Dan co-ordinates open standards in an open way. Discussion about possible new open standards is public (see an example here). People ask and answer questions about any new standard and then reach a consensus (like on Wikipedia discussion pages).
Registers are “authoritative lists you can trust”. The government has lots, but they aren’t always consistent, and that’s what GDS is trying to improve. As Dan explained, the first GDS register is a list of countries produced with the Foreign Office. This may sound easy but government departments actually hold many inconsistent country lists, and in some cases whether a particular territory is a country can be very controversial (I won’t provoke a diplomatic incident by discussing examples on an official blog!!).
But how do you make a register reliable over time? Many people apply to come to the UK who were born in countries (e.g. Czechoslovakia, USSR) which no longer exist. A register needs a reliable amendment history. To do this, the team are using merkle trees (the same technology as Bitcoin) so that the register’s history can be transparently verified.
… and users!
Zeid Hadi (Delivery Manager for data.parliament) shared the great value that linked data can add to help citizens engage with Parliament. The record (called Hansard) of what happens in Parliament was traditionally published in an unfriendly format (unpleasant to read for both humans and computers!). Linked data is very powerful in the parliamentary record. It allows you to link the MP making a speech to what expenses they claimed, how often they attend Parliament, their interests and how they have voted. The information is under an open Parliament licence: there is an API platform and many datasets can be freely downloaded.

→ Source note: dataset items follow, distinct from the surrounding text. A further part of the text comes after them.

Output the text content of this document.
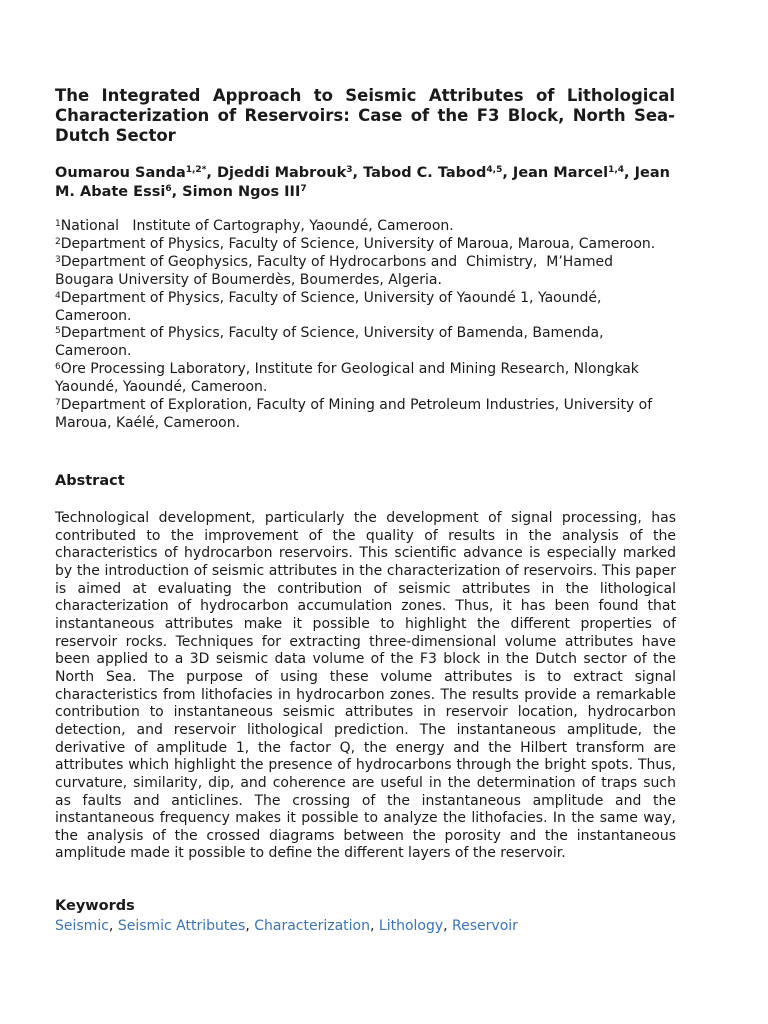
The Integrated Approach to Seismic Attributes of Lithological Characterization of Reservoirs: Case of the F3 Block, North Sea-Dutch Sector

Oumarou Sanda$^{1,2*}$, Djeddi Mabrouk$^3$, Tabod C. Tabod$^{4,5}$, Jean Marcel$^{1,4}$, Jean M. Abate Essi$^6$, Simon Ngos III$^7$

$^1$National   Institute of Cartography, Yaoundé, Cameroon.
$^2$Department of Physics, Faculty of Science, University of Maroua, Maroua, Cameroon.
$^3$Department of Geophysics, Faculty of Hydrocarbons and  Chimistry,  M’Hamed Bougara University of Boumerdès, Boumerdes, Algeria.
$^4$Department of Physics, Faculty of Science, University of Yaoundé 1, Yaoundé, Cameroon.
$^5$Department of Physics, Faculty of Science, University of Bamenda, Bamenda, Cameroon.
$^6$Ore Processing Laboratory, Institute for Geological and Mining Research, Nlongkak Yaoundé, Yaoundé, Cameroon.
$^7$Department of Exploration, Faculty of Mining and Petroleum Industries, University of Maroua, Kaélé, Cameroon.
Abstract

Technological development, particularly the development of signal processing, has contributed to the improvement of the quality of results in the analysis of the characteristics of hydrocarbon reservoirs. This scientific advance is especially marked by the introduction of seismic attributes in the characterization of reservoirs. This paper is aimed at evaluating the contribution of seismic attributes in the lithological characterization of hydrocarbon accumulation zones. Thus, it has been found that instantaneous attributes make it possible to highlight the different properties of reservoir rocks. Techniques for extracting three-dimensional volume attributes have been applied to a 3D seismic data volume of the F3 block in the Dutch sector of the North Sea. The purpose of using these volume attributes is to extract signal characteristics from lithofacies in hydrocarbon zones. The results provide a remarkable contribution to instantaneous seismic attributes in reservoir location, hydrocarbon detection, and reservoir lithological prediction. The instantaneous amplitude, the derivative of amplitude 1, the factor Q, the energy and the Hilbert transform are attributes which highlight the presence of hydrocarbons through the bright spots. Thus, curvature, similarity, dip, and coherence are useful in the determination of traps such as faults and anticlines. The crossing of the instantaneous amplitude and the instantaneous frequency makes it possible to analyze the lithofacies. In the same way, the analysis of the crossed diagrams between the porosity and the instantaneous amplitude made it possible to define the different layers of the reservoir.

Keywords
Seismic, Seismic Attributes, Characterization, Lithology, Reservoir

Finally, Steve Redmond from the Ministry of Defence (MoD) presented a text mining tool for learning lessons from written reports of past military engagements. The text in the tool links to the UK Defence Taxonomy so that terms are used consistently according to the principles of linked data and “canonical” (i.e. standardised) lists. Much of the detail was necessarily confidential, but MoD love abbreviations and have a huge number of terms for different pieces of equipment and operations all over the world, so data linking helps even experienced staff.